Les organisateurs ont, par ailleurs, salué l’accompagnement des partenaires techniques et financiers, en particulier MSI Reproductive Choices, dont l’appui a été jugé déterminant dans le renforcement des capacités des prestataires de soins, l’amélioration de l’accès à des services de qualité et la mise en œuvre de solutions durables en faveur des femmes et des jeunes filles.

Avant de finir, le président de SCOGO a évoqué l’absence de certains participants de l’Est du pays, empêchés de faire le déplacement en raison de l’insécurité.
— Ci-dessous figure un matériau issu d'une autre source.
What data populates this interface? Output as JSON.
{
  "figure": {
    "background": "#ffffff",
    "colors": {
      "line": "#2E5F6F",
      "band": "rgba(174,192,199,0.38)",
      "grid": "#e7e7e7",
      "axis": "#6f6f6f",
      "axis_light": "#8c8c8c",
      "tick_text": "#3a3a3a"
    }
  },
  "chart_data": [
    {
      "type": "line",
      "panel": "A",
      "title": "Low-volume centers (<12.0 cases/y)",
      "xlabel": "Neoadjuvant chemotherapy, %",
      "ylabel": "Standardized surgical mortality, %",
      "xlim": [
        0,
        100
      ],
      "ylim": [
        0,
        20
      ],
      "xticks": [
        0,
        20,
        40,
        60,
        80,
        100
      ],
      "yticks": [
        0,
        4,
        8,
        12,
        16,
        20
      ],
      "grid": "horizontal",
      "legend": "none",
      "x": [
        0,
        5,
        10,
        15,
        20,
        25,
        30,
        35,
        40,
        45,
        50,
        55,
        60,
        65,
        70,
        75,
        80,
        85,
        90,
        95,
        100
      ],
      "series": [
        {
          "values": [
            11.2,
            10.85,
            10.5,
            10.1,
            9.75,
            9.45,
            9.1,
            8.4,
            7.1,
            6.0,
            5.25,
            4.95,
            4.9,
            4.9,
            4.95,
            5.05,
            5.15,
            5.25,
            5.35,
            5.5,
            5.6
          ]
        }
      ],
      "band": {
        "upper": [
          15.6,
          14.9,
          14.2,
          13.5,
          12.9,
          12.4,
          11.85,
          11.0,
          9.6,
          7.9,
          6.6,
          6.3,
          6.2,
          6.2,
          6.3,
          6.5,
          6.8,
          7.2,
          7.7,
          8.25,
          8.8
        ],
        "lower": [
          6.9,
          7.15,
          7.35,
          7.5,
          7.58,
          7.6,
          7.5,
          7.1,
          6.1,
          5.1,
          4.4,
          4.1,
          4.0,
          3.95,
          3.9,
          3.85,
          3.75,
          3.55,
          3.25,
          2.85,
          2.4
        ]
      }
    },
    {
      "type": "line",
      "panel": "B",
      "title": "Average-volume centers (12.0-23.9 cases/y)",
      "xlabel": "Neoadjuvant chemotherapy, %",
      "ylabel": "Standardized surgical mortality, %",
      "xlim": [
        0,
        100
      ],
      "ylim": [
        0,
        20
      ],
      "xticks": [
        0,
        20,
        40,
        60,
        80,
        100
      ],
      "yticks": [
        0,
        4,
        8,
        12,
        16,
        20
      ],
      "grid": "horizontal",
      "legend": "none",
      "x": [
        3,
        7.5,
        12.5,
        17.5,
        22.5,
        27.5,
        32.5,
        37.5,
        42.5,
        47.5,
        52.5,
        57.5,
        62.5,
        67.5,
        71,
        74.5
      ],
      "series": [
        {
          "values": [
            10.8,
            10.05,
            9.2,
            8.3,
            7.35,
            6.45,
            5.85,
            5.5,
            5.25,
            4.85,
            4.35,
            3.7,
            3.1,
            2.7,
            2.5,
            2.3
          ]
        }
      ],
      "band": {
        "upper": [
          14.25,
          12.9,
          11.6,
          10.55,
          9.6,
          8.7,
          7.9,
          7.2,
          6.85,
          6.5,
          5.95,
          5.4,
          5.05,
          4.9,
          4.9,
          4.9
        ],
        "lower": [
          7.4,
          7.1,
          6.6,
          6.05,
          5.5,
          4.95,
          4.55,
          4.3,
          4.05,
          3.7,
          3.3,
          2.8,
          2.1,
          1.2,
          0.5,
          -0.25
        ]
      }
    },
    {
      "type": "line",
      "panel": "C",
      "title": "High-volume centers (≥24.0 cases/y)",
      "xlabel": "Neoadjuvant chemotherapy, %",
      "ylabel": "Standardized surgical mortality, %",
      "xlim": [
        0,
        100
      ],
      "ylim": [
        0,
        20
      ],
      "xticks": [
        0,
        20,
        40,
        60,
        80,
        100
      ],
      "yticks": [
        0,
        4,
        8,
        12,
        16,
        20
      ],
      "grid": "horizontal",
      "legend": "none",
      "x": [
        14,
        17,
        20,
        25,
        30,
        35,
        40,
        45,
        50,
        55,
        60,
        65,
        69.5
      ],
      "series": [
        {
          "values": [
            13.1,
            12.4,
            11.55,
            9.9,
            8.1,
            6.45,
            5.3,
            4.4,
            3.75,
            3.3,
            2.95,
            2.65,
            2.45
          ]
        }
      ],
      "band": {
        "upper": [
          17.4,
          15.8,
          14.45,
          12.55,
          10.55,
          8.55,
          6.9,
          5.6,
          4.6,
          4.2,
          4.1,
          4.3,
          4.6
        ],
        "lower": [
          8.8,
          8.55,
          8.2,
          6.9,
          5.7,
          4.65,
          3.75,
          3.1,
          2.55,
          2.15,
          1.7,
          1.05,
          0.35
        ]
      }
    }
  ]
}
Il a exprimé toute sa solidarité envers ces compatriotes.

« Nous déplorons cette situation, mais nous restons confiants que la paix reviendra et que nos collègues pourront à nouveau servir pleinement leurs communautés ».

Les travaux du 10ᵉ Congrès de la SCOGO se poursuivent jusqu’au jeudi 18 décembre, avec des panels, conférences et ateliers pratiques consacrés notamment à la prise en charge des hémorragies du post-partum, à l’hystéroscopie, à l’échographie de dépistage et à la prévention des lésions précancéreuses, dans l’objectif ultime de renforcer la survie et le bien-être du couple mère-enfant en RDC.